Oleh karena itu, dalam rangka mendukung terwujudnya ekosistem halal di Indonesia sekaligus memperingati Milad ke-44, Masjid Istiqlal untuk pertama kalinya menggelar Istiqlal Halal Expo 2022. Kegiatan ini persembahan dari Istiqlal Global Fund (IGF) Badan Pengelola Masjid Istiqlal dengan dukungan dan sinergi dari Kementerian terkait, Yayasan BIG Indonesia, Institusi/lembaga terkait lainnya, serta para pelaku UMK produk halal. Dengan mengusung tema "Becoming the Biggest Halal Market", acara ini diselenggarakan di area Masjid Istiqlal pada 5 Januari sampai 27 Februari 2022, dengan target pengunjung lebih dari 2.000 perhari dengan menerapkan standar protokol kesehatan.

Selain dengan BPJPH, Badan Pengelola Masjid Istiqlal juga menandatangani Perjanjian Kerja Sama (PKS) dengan Pusat Pemberdayaan Industri Halal (PPIH) Kementerian Perindustrian terkait penyelenggaraan fasilitasi sertifikasi halal. Ada juga MoU antara Masjid Istiqlal dengan PT Lulu Group Ritel terkait kerja sama layanan zakat dan wakaf serta pengembangan produk UKM halal binaan Masjid Istiqlal. 

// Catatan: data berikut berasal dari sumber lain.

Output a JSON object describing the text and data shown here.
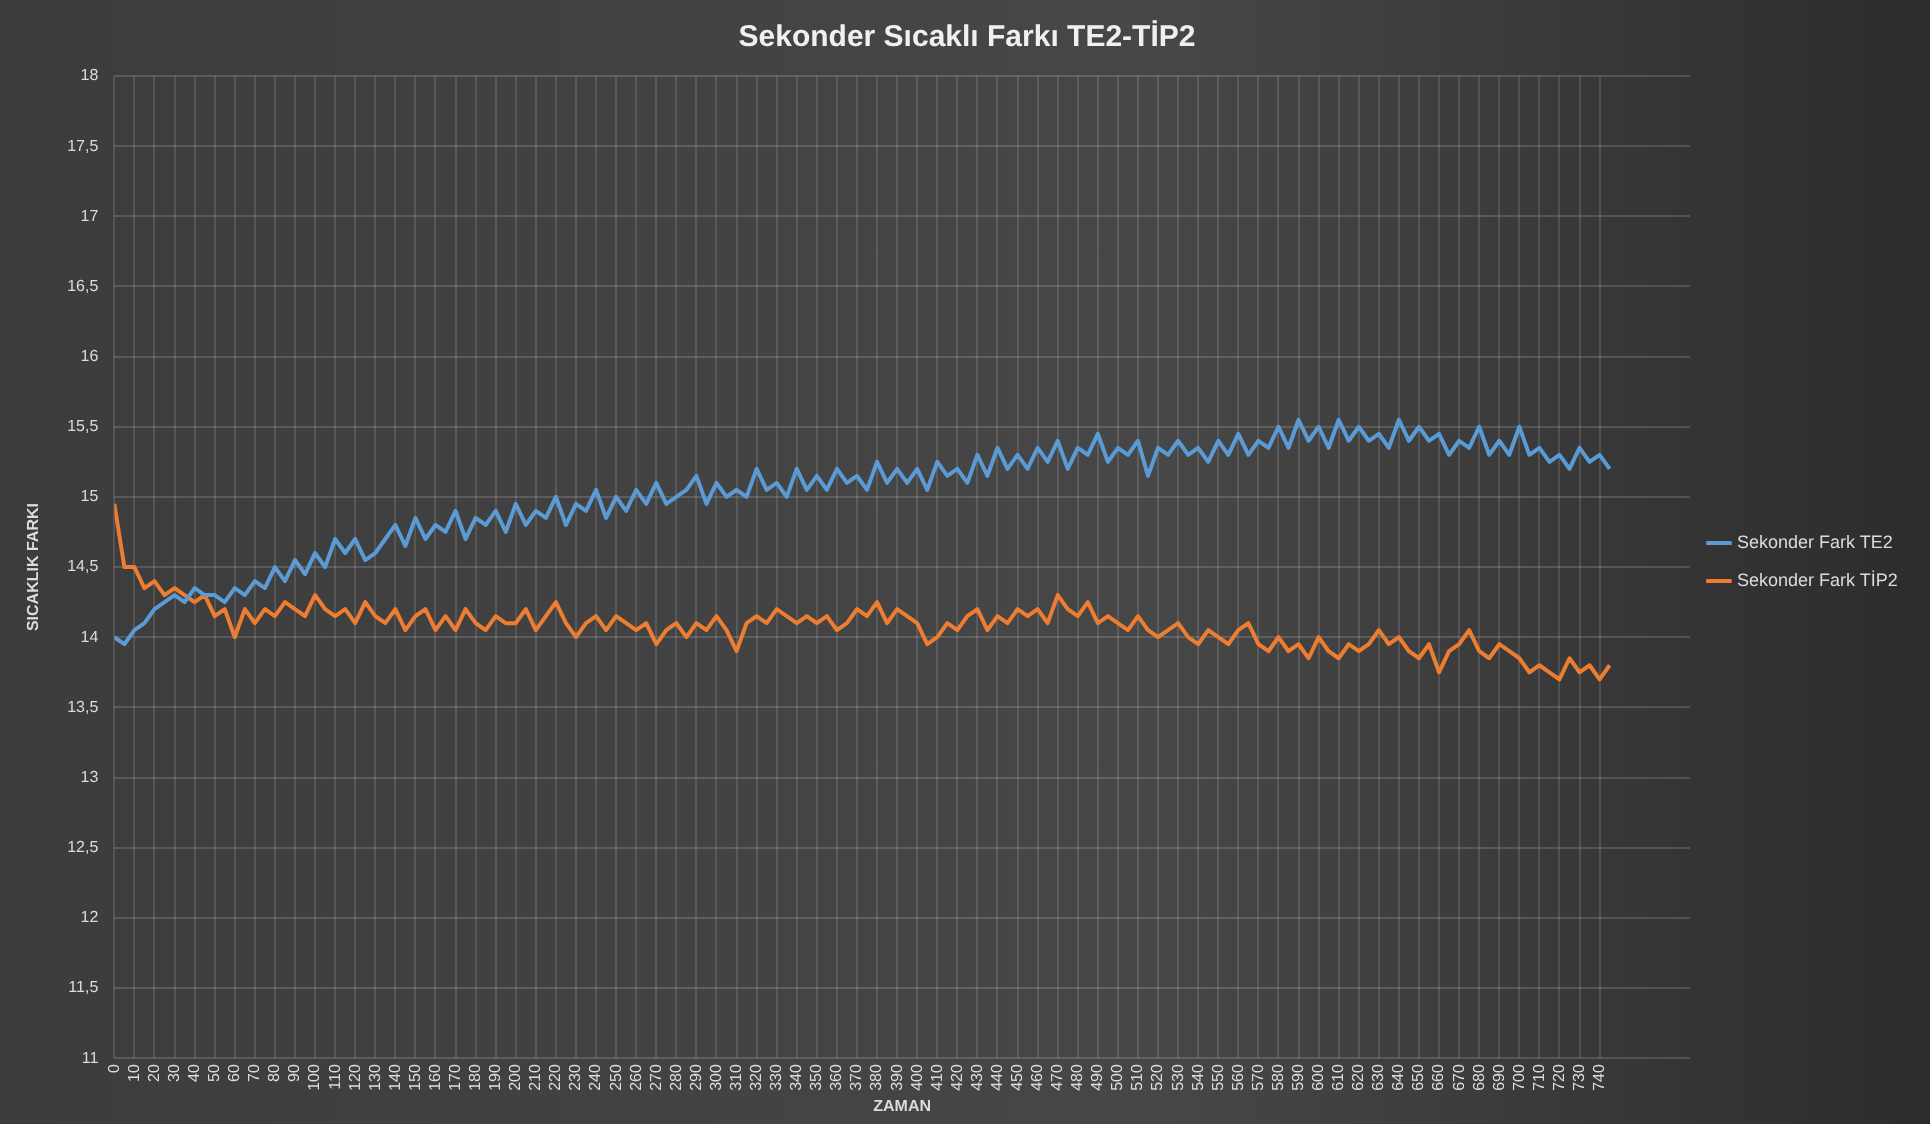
{
  "chart_data": {
    "type": "line",
    "title": "Sekonder Sıcaklı Farkı TE2-TİP2",
    "xlabel": "ZAMAN",
    "ylabel": "SICAKLIK FARKI",
    "x": [
      0,
      5,
      10,
      15,
      20,
      25,
      30,
      35,
      40,
      45,
      50,
      55,
      60,
      65,
      70,
      75,
      80,
      85,
      90,
      95,
      100,
      105,
      110,
      115,
      120,
      125,
      130,
      135,
      140,
      145,
      150,
      155,
      160,
      165,
      170,
      175,
      180,
      185,
      190,
      195,
      200,
      205,
      210,
      215,
      220,
      225,
      230,
      235,
      240,
      245,
      250,
      255,
      260,
      265,
      270,
      275,
      280,
      285,
      290,
      295,
      300,
      305,
      310,
      315,
      320,
      325,
      330,
      335,
      340,
      345,
      350,
      355,
      360,
      365,
      370,
      375,
      380,
      385,
      390,
      395,
      400,
      405,
      410,
      415,
      420,
      425,
      430,
      435,
      440,
      445,
      450,
      455,
      460,
      465,
      470,
      475,
      480,
      485,
      490,
      495,
      500,
      505,
      510,
      515,
      520,
      525,
      530,
      535,
      540,
      545,
      550,
      555,
      560,
      565,
      570,
      575,
      580,
      585,
      590,
      595,
      600,
      605,
      610,
      615,
      620,
      625,
      630,
      635,
      640,
      645,
      650,
      655,
      660,
      665,
      670,
      675,
      680,
      685,
      690,
      695,
      700,
      705,
      710,
      715,
      720,
      725,
      730,
      735,
      740,
      745
    ],
    "series": [
      {
        "name": "Sekonder Fark TE2",
        "color": "#5b9bd5",
        "values": [
          14.0,
          13.95,
          14.05,
          14.1,
          14.2,
          14.25,
          14.3,
          14.25,
          14.35,
          14.3,
          14.3,
          14.25,
          14.35,
          14.3,
          14.4,
          14.35,
          14.5,
          14.4,
          14.55,
          14.45,
          14.6,
          14.5,
          14.7,
          14.6,
          14.7,
          14.55,
          14.6,
          14.7,
          14.8,
          14.65,
          14.85,
          14.7,
          14.8,
          14.75,
          14.9,
          14.7,
          14.85,
          14.8,
          14.9,
          14.75,
          14.95,
          14.8,
          14.9,
          14.85,
          15.0,
          14.8,
          14.95,
          14.9,
          15.05,
          14.85,
          15.0,
          14.9,
          15.05,
          14.95,
          15.1,
          14.95,
          15.0,
          15.05,
          15.15,
          14.95,
          15.1,
          15.0,
          15.05,
          15.0,
          15.2,
          15.05,
          15.1,
          15.0,
          15.2,
          15.05,
          15.15,
          15.05,
          15.2,
          15.1,
          15.15,
          15.05,
          15.25,
          15.1,
          15.2,
          15.1,
          15.2,
          15.05,
          15.25,
          15.15,
          15.2,
          15.1,
          15.3,
          15.15,
          15.35,
          15.2,
          15.3,
          15.2,
          15.35,
          15.25,
          15.4,
          15.2,
          15.35,
          15.3,
          15.45,
          15.25,
          15.35,
          15.3,
          15.4,
          15.15,
          15.35,
          15.3,
          15.4,
          15.3,
          15.35,
          15.25,
          15.4,
          15.3,
          15.45,
          15.3,
          15.4,
          15.35,
          15.5,
          15.35,
          15.55,
          15.4,
          15.5,
          15.35,
          15.55,
          15.4,
          15.5,
          15.4,
          15.45,
          15.35,
          15.55,
          15.4,
          15.5,
          15.4,
          15.45,
          15.3,
          15.4,
          15.35,
          15.5,
          15.3,
          15.4,
          15.3,
          15.5,
          15.3,
          15.35,
          15.25,
          15.3,
          15.2,
          15.35,
          15.25,
          15.3,
          15.2
        ]
      },
      {
        "name": "Sekonder Fark TİP2",
        "color": "#ed7d31",
        "values": [
          14.95,
          14.5,
          14.5,
          14.35,
          14.4,
          14.3,
          14.35,
          14.3,
          14.25,
          14.3,
          14.15,
          14.2,
          14.0,
          14.2,
          14.1,
          14.2,
          14.15,
          14.25,
          14.2,
          14.15,
          14.3,
          14.2,
          14.15,
          14.2,
          14.1,
          14.25,
          14.15,
          14.1,
          14.2,
          14.05,
          14.15,
          14.2,
          14.05,
          14.15,
          14.05,
          14.2,
          14.1,
          14.05,
          14.15,
          14.1,
          14.1,
          14.2,
          14.05,
          14.15,
          14.25,
          14.1,
          14.0,
          14.1,
          14.15,
          14.05,
          14.15,
          14.1,
          14.05,
          14.1,
          13.95,
          14.05,
          14.1,
          14.0,
          14.1,
          14.05,
          14.15,
          14.05,
          13.9,
          14.1,
          14.15,
          14.1,
          14.2,
          14.15,
          14.1,
          14.15,
          14.1,
          14.15,
          14.05,
          14.1,
          14.2,
          14.15,
          14.25,
          14.1,
          14.2,
          14.15,
          14.1,
          13.95,
          14.0,
          14.1,
          14.05,
          14.15,
          14.2,
          14.05,
          14.15,
          14.1,
          14.2,
          14.15,
          14.2,
          14.1,
          14.3,
          14.2,
          14.15,
          14.25,
          14.1,
          14.15,
          14.1,
          14.05,
          14.15,
          14.05,
          14.0,
          14.05,
          14.1,
          14.0,
          13.95,
          14.05,
          14.0,
          13.95,
          14.05,
          14.1,
          13.95,
          13.9,
          14.0,
          13.9,
          13.95,
          13.85,
          14.0,
          13.9,
          13.85,
          13.95,
          13.9,
          13.95,
          14.05,
          13.95,
          14.0,
          13.9,
          13.85,
          13.95,
          13.75,
          13.9,
          13.95,
          14.05,
          13.9,
          13.85,
          13.95,
          13.9,
          13.85,
          13.75,
          13.8,
          13.75,
          13.7,
          13.85,
          13.75,
          13.8,
          13.7,
          13.8
        ]
      }
    ],
    "xlim": [
      0,
      785
    ],
    "xticks": [
      0,
      10,
      20,
      30,
      40,
      50,
      60,
      70,
      80,
      90,
      100,
      110,
      120,
      130,
      140,
      150,
      160,
      170,
      180,
      190,
      200,
      210,
      220,
      230,
      240,
      250,
      260,
      270,
      280,
      290,
      300,
      310,
      320,
      330,
      340,
      350,
      360,
      370,
      380,
      390,
      400,
      410,
      420,
      430,
      440,
      450,
      460,
      470,
      480,
      490,
      500,
      510,
      520,
      530,
      540,
      550,
      560,
      570,
      580,
      590,
      600,
      610,
      620,
      630,
      640,
      650,
      660,
      670,
      680,
      690,
      700,
      710,
      720,
      730,
      740
    ],
    "ylim": [
      11,
      18
    ],
    "yticks": [
      11,
      {
        "value": 11.5,
        "label": "11,5"
      },
      12,
      {
        "value": 12.5,
        "label": "12,5"
      },
      13,
      {
        "value": 13.5,
        "label": "13,5"
      },
      14,
      {
        "value": 14.5,
        "label": "14,5"
      },
      15,
      {
        "value": 15.5,
        "label": "15,5"
      },
      16,
      {
        "value": 16.5,
        "label": "16,5"
      },
      17,
      {
        "value": 17.5,
        "label": "17,5"
      },
      18
    ],
    "grid": true,
    "legend": "right",
    "marker": "none",
    "line_style": "solid"
  }
}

Hadir dalam acara, Kepala Pusat Kerja Sama dan Standardisasi Halal BPJPH Siti Aminah, Kepala Pusat Registrasi dan Sertifikasi Halal BPJPH Mastuki, Kepala Pusat Pemberdayaan Industri Halal Kemenperin Junadi Marki, Corporate Affair PT Lulu Group Ritel Lutfi Hasan, Kepala Badan Ekonomi Syariah KADIN Taufan E.N Rotorasiko, Direktur Penjualan dan Distribusi Bank Syariah Indonesia (BSI) Anton Sukarna, Asep Saifuddin Ketua Pelaksana Milad ke-44 Masjid Istiqlal, Dirut Istiqlal GLobal Fund (IGF) Mulyono Lodji, serta Direktur Pengembangan Usaha Halal & Ekonomi & Keuangan Syariah IGF Dwi Andayani. Acara yang digelar dengan protokol kesehatan tersebut juga dihadiri secara virtual oleh para pelaku UMKM serta para fasilitator nasional dan daerah dari seluruh Indonesia.